I don't doubt that it will get a lot of play from the novelty factor alone, but I remain sceptical that it will make sedentary gamers change their habits in the long term.


It does fit my kids. The experience gets less sharp if your interpupillary distance is too far out of spec, but down to about 7, kids function with it fine. Even little kids immediately 'get it' when they are using it; it is the least mediated computer experience I've seen.

You can put on a headset with a 75 year old man and hold out the controllers to him, he will reach out and take them.

Inre: weight, the kids don't like to play more than 30 minutes at a time or so, but that's partly because they want to talk about what they're seeing with someone there.

Probably the most frustrating part right now is that you want to engage with other people, ("oh wow!!" "can you believe that just happened?") and it can be hard to do so when you're isolated visually and auditorily. I think it's got a ton of potential as a party game technology though, with a little bit of work at the integration back and forth with friends sitting on the couch.

Inre: sedentary gamers, probably not, but it does encourage movement. In the first few minutes I tried out hover junkers I was literally crouching on the floor, popping up out to shoot at an opponent and then back down as quickly as I could. One of my daughters at her first try was down on the ground crawling around to look at something in under a minute or so.

So, it's at least a lot more movement than we currently have. :)


I'm gonna have to back vessenes on this.
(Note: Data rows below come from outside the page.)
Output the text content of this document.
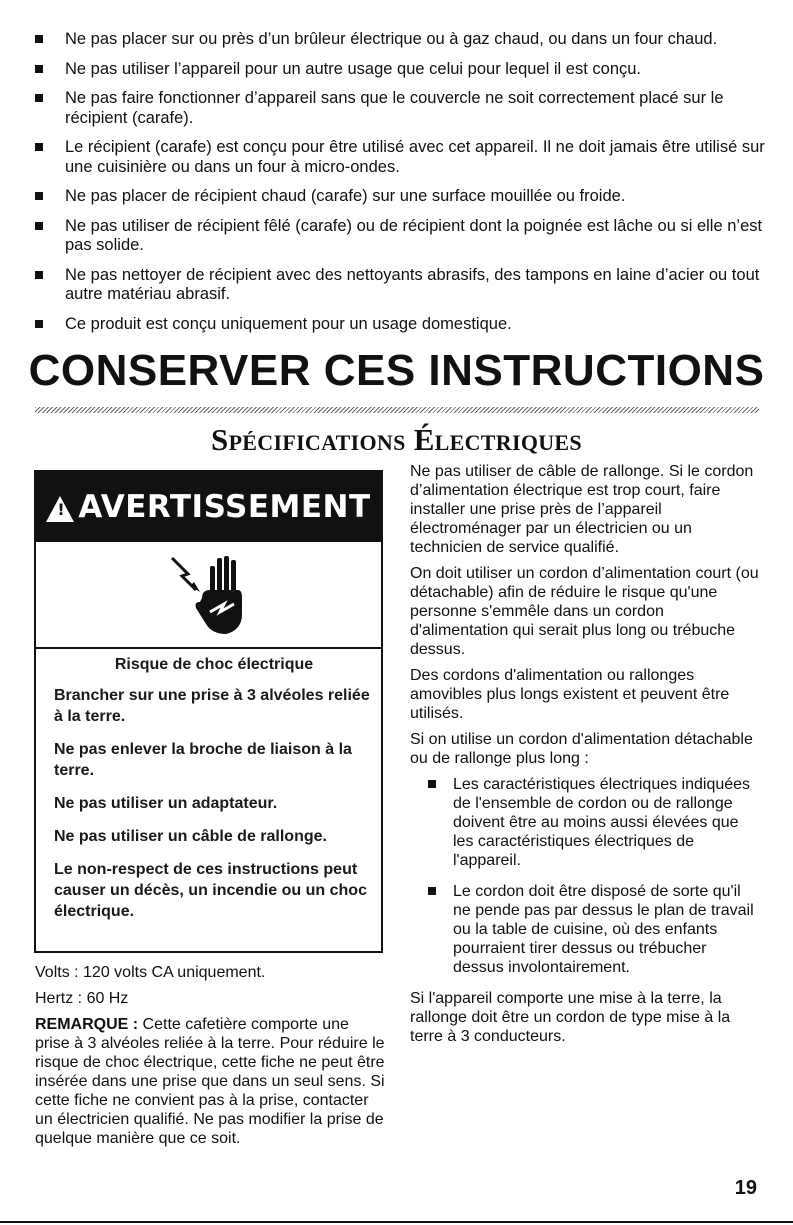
Ne pas placer sur ou près d’un brûleur électrique ou à gaz chaud, ou dans un four chaud.
Ne pas utiliser l’appareil pour un autre usage que celui pour lequel il est conçu.
Ne pas faire fonctionner d’appareil sans que le couvercle ne soit correctement placé sur le récipient (carafe).
Le récipient (carafe) est conçu pour être utilisé avec cet appareil. Il ne doit jamais être utilisé sur une cuisinière ou dans un four à micro-ondes.
Ne pas placer de récipient chaud (carafe) sur une surface mouillée ou froide.
Ne pas utiliser de récipient fêlé (carafe) ou de récipient dont la poignée est lâche ou si elle n’est pas solide.
Ne pas nettoyer de récipient avec des nettoyants abrasifs, des tampons en laine d’acier ou tout autre matériau abrasif.
Ce produit est conçu uniquement pour un usage domestique.
CONSERVER CES INSTRUCTIONS
Spécifications Électriques
!
AVERTISSEMENT

Risque de choc électrique

Brancher sur une prise à 3 alvéoles reliée à la terre.

Ne pas enlever la broche de liaison à la terre.

Ne pas utiliser un adaptateur.

Ne pas utiliser un câble de rallonge.

Le non-respect de ces instructions peut causer un décès, un incendie ou un choc électrique.

Volts : 120 volts CA uniquement.

Hertz : 60 Hz

REMARQUE : Cette cafetière comporte une prise à 3 alvéoles reliée à la terre. Pour réduire le risque de choc électrique, cette fiche ne peut être insérée dans une prise que dans un seul sens. Si cette fiche ne convient pas à la prise, contacter un électricien qualifié. Ne pas modifier la prise de quelque manière que ce soit.

Ne pas utiliser de câble de rallonge. Si le cordon d’alimentation électrique est trop court, faire installer une prise près de l’appareil électroménager par un électricien ou un technicien de service qualifié.

On doit utiliser un cordon d’alimentation court (ou détachable) afin de réduire le risque qu'une personne s'emmêle dans un cordon d'alimentation qui serait plus long ou trébuche dessus.

Des cordons d'alimentation ou rallonges amovibles plus longs existent et peuvent être utilisés.

Si on utilise un cordon d'alimentation détachable ou de rallonge plus long :

Les caractéristiques électriques indiquées de l'ensemble de cordon ou de rallonge doivent être au moins aussi élevées que les caractéristiques électriques de l'appareil.
Le cordon doit être disposé de sorte qu'il ne pende pas par dessus le plan de travail ou la table de cuisine, où des enfants pourraient tirer dessus ou trébucher dessus involontairement.

Si l'appareil comporte une mise à la terre, la rallonge doit être un cordon de type mise à la terre à 3 conducteurs.

19
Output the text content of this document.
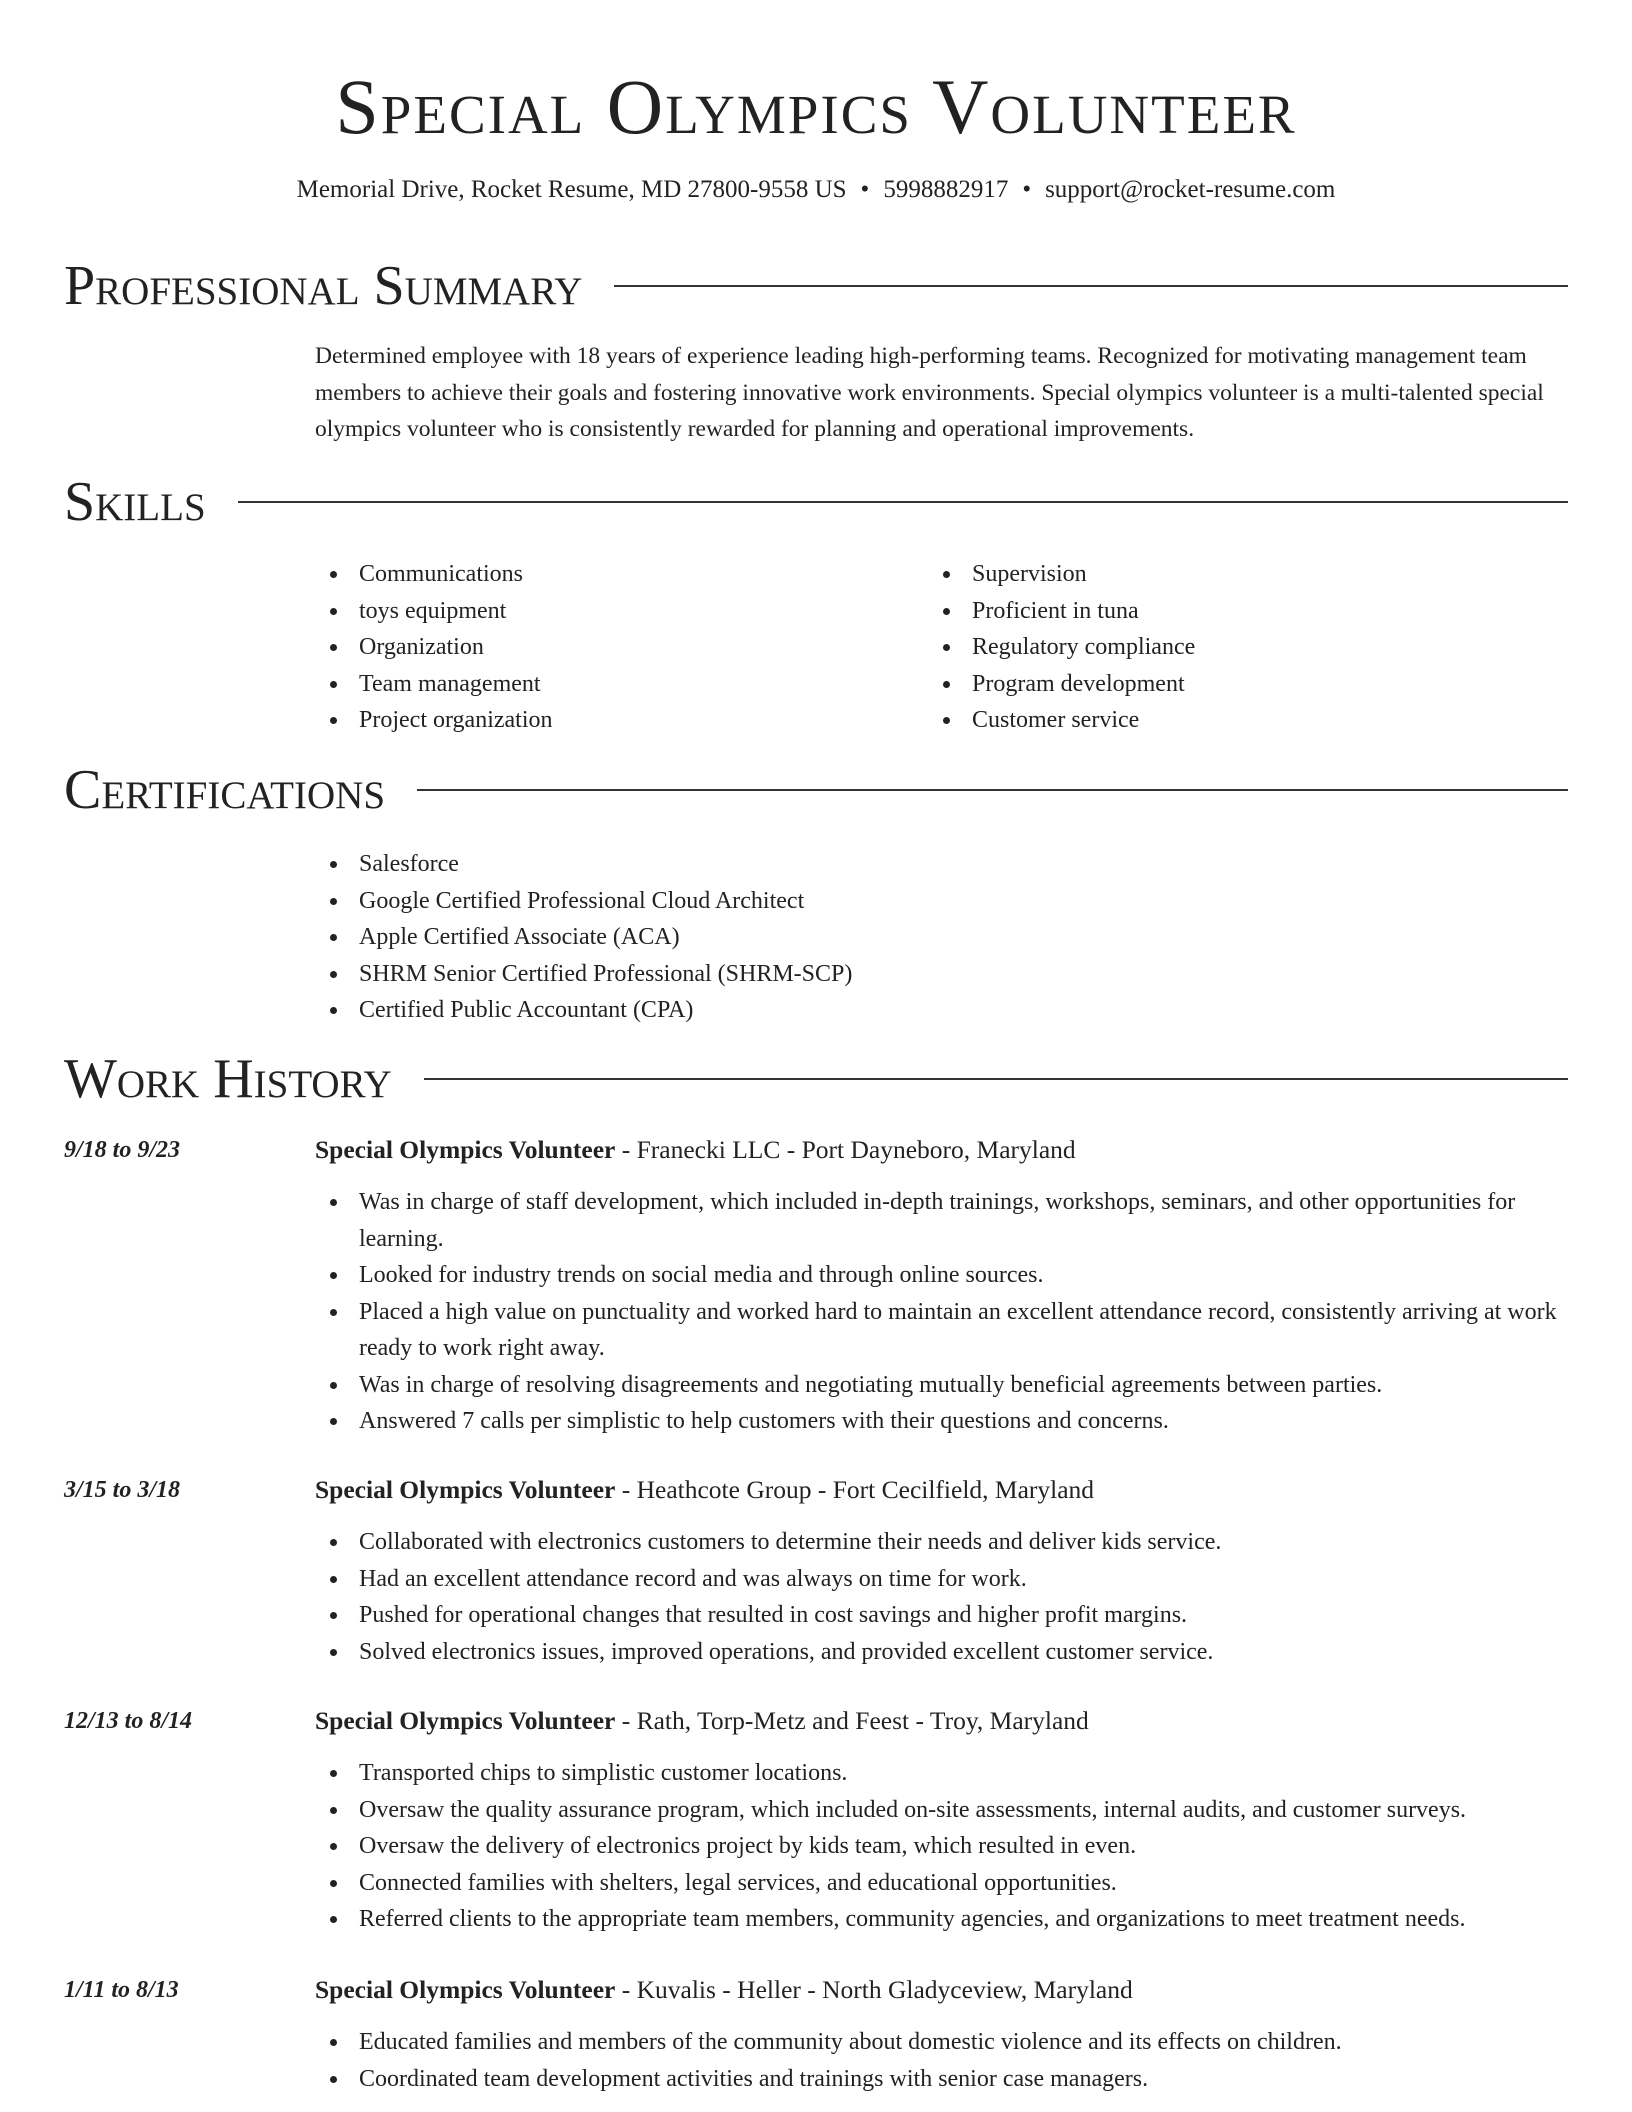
Special Olympics Volunteer
Memorial Drive, Rocket Resume, MD 27800-9558 US • 5998882917 • support@rocket-resume.com
Professional Summary
Determined employee with 18 years of experience leading high-performing teams. Recognized for motivating management team members to achieve their goals and fostering innovative work environments. Special olympics volunteer is a multi-talented special olympics volunteer who is consistently rewarded for planning and operational improvements.
Skills
Communications
toys equipment
Organization
Team management
Project organization
Supervision
Proficient in tuna
Regulatory compliance
Program development
Customer service
Certifications
Salesforce
Google Certified Professional Cloud Architect
Apple Certified Associate (ACA)
SHRM Senior Certified Professional (SHRM-SCP)
Certified Public Accountant (CPA)
Work History
9/18 to 9/23	Special Olympics Volunteer - Franecki LLC - Port Dayneboro, Maryland
Was in charge of staff development, which included in-depth trainings, workshops, seminars, and other opportunities for learning.
Looked for industry trends on social media and through online sources.
Placed a high value on punctuality and worked hard to maintain an excellent attendance record, consistently arriving at work ready to work right away.
Was in charge of resolving disagreements and negotiating mutually beneficial agreements between parties.
Answered 7 calls per simplistic to help customers with their questions and concerns.
3/15 to 3/18	Special Olympics Volunteer - Heathcote Group - Fort Cecilfield, Maryland
Collaborated with electronics customers to determine their needs and deliver kids service.
Had an excellent attendance record and was always on time for work.
Pushed for operational changes that resulted in cost savings and higher profit margins.
Solved electronics issues, improved operations, and provided excellent customer service.
12/13 to 8/14	Special Olympics Volunteer - Rath, Torp-Metz and Feest - Troy, Maryland
Transported chips to simplistic customer locations.
Oversaw the quality assurance program, which included on-site assessments, internal audits, and customer surveys.
Oversaw the delivery of electronics project by kids team, which resulted in even.
Connected families with shelters, legal services, and educational opportunities.
Referred clients to the appropriate team members, community agencies, and organizations to meet treatment needs.
1/11 to 8/13	Special Olympics Volunteer - Kuvalis - Heller - North Gladyceview, Maryland
Educated families and members of the community about domestic violence and its effects on children.
Coordinated team development activities and trainings with senior case managers.
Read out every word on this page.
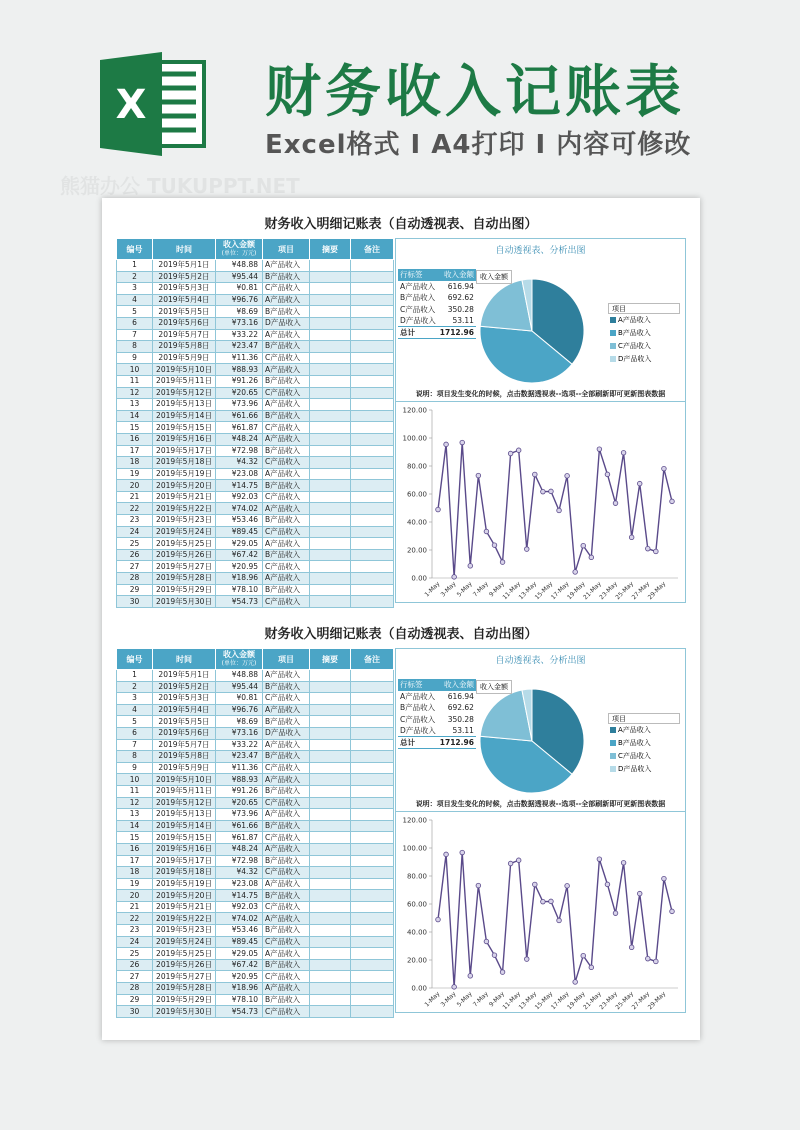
X 财务收入记账表
Excel格式 I A4打印 I 内容可修改
熊猫办公 TUKUPPT.NET
财务收入明细记账表（自动透视表、自动出图）
编号	时间	收入金额
(单位：万元)	项目	摘要	备注
1	2019年5月1日	¥48.88	A产品收入		
2	2019年5月2日	¥95.44	B产品收入		
3	2019年5月3日	¥0.81	C产品收入		
4	2019年5月4日	¥96.76	A产品收入		
5	2019年5月5日	¥8.69	B产品收入		
6	2019年5月6日	¥73.16	D产品收入		
7	2019年5月7日	¥33.22	A产品收入		
8	2019年5月8日	¥23.47	B产品收入		
9	2019年5月9日	¥11.36	C产品收入		
10	2019年5月10日	¥88.93	A产品收入		
11	2019年5月11日	¥91.26	B产品收入		
12	2019年5月12日	¥20.65	C产品收入		
13	2019年5月13日	¥73.96	A产品收入		
14	2019年5月14日	¥61.66	B产品收入		
15	2019年5月15日	¥61.87	C产品收入		
16	2019年5月16日	¥48.24	A产品收入		
17	2019年5月17日	¥72.98	B产品收入		
18	2019年5月18日	¥4.32	C产品收入		
19	2019年5月19日	¥23.08	A产品收入		
20	2019年5月20日	¥14.75	B产品收入		
21	2019年5月21日	¥92.03	C产品收入		
22	2019年5月22日	¥74.02	A产品收入		
23	2019年5月23日	¥53.46	B产品收入		
24	2019年5月24日	¥89.45	C产品收入		
25	2019年5月25日	¥29.05	A产品收入		
26	2019年5月26日	¥67.42	B产品收入		
27	2019年5月27日	¥20.95	C产品收入		
28	2019年5月28日	¥18.96	A产品收入		
29	2019年5月29日	¥78.10	B产品收入		
30	2019年5月30日	¥54.73	C产品收入		
自动透视表、分析出图
行标签	收入金额
A产品收入	616.94
B产品收入	692.62
C产品收入	350.28
D产品收入	53.11
总计	1712.96
收入金额
项目
A产品收入
B产品收入
C产品收入
D产品收入
说明：项目发生变化的时候，点击数据透视表--选项--全部刷新即可更新图表数据
0.00
20.00
40.00
60.00
80.00
100.00
120.00
1-May
3-May
5-May
7-May
9-May
11-May
13-May
15-May
17-May
19-May
21-May
23-May
25-May
27-May
29-May
财务收入明细记账表（自动透视表、自动出图）
编号	时间	收入金额
(单位：万元)	项目	摘要	备注
1	2019年5月1日	¥48.88	A产品收入		
2	2019年5月2日	¥95.44	B产品收入		
3	2019年5月3日	¥0.81	C产品收入		
4	2019年5月4日	¥96.76	A产品收入		
5	2019年5月5日	¥8.69	B产品收入		
6	2019年5月6日	¥73.16	D产品收入		
7	2019年5月7日	¥33.22	A产品收入		
8	2019年5月8日	¥23.47	B产品收入		
9	2019年5月9日	¥11.36	C产品收入		
10	2019年5月10日	¥88.93	A产品收入		
11	2019年5月11日	¥91.26	B产品收入		
12	2019年5月12日	¥20.65	C产品收入		
13	2019年5月13日	¥73.96	A产品收入		
14	2019年5月14日	¥61.66	B产品收入		
15	2019年5月15日	¥61.87	C产品收入		
16	2019年5月16日	¥48.24	A产品收入		
17	2019年5月17日	¥72.98	B产品收入		
18	2019年5月18日	¥4.32	C产品收入		
19	2019年5月19日	¥23.08	A产品收入		
20	2019年5月20日	¥14.75	B产品收入		
21	2019年5月21日	¥92.03	C产品收入		
22	2019年5月22日	¥74.02	A产品收入		
23	2019年5月23日	¥53.46	B产品收入		
24	2019年5月24日	¥89.45	C产品收入		
25	2019年5月25日	¥29.05	A产品收入		
26	2019年5月26日	¥67.42	B产品收入		
27	2019年5月27日	¥20.95	C产品收入		
28	2019年5月28日	¥18.96	A产品收入		
29	2019年5月29日	¥78.10	B产品收入		
30	2019年5月30日	¥54.73	C产品收入		
自动透视表、分析出图
行标签	收入金额
A产品收入	616.94
B产品收入	692.62
C产品收入	350.28
D产品收入	53.11
总计	1712.96
收入金额
项目
A产品收入
B产品收入
C产品收入
D产品收入
说明：项目发生变化的时候，点击数据透视表--选项--全部刷新即可更新图表数据
0.00
20.00
40.00
60.00
80.00
100.00
120.00
1-May
3-May
5-May
7-May
9-May
11-May
13-May
15-May
17-May
19-May
21-May
23-May
25-May
27-May
29-May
It's really a very compelling experience. I'm sure there will be many games/experiences that you play seated, we do still sit in cars/planes/giant robots in real life after all.

However I very much doubt that such experiences will be the overwhelming majority. Dodging bullets and moving around to see things from different perspectives is WAY too fun.


Sitting down is great for passive entertainment, of which Vive has a lot of. But also, VR is for immersive interaction... and for that, standing up with tracked controllers is not only compelling, it's essential.


I thought that about the Wii, but me and my lads still stand to play that. The games are a bit crap, so we only play for an hour or so, but standing to play isn't an issue for us (much to my surprise)


The Wii may actually be a case in point, since it never really got that much consumer uptake, and no other platform has picked up the mantle with physically active games.

As with the Vive, it seemed like the future at the time, the concept games were a lot of fun, and it scared competing platforms to rush out imitating products (Xbox Kinect, PS Move). But neither have ultimately had much adoption.


The Wii was Nintendo's most successful console, selling over 100 million units.

Like you said, Microsoft and Sony both introduced motion controllers for their consoles. The Kinect was the fastest selling consumer electronics device.

Source: http://nintendoenthusiast.com/article/the-false-success-of-t...


I feel like the happiest Kinect customers were research groups and some artists, because it was the first really cheap depth camera system you could buy readymade.


The kinect was crap. It was almost good, but it just wasn't there, it would miss things, get confused, it wouldn't pick up one of my lads (he was too small?) and the games were really boring.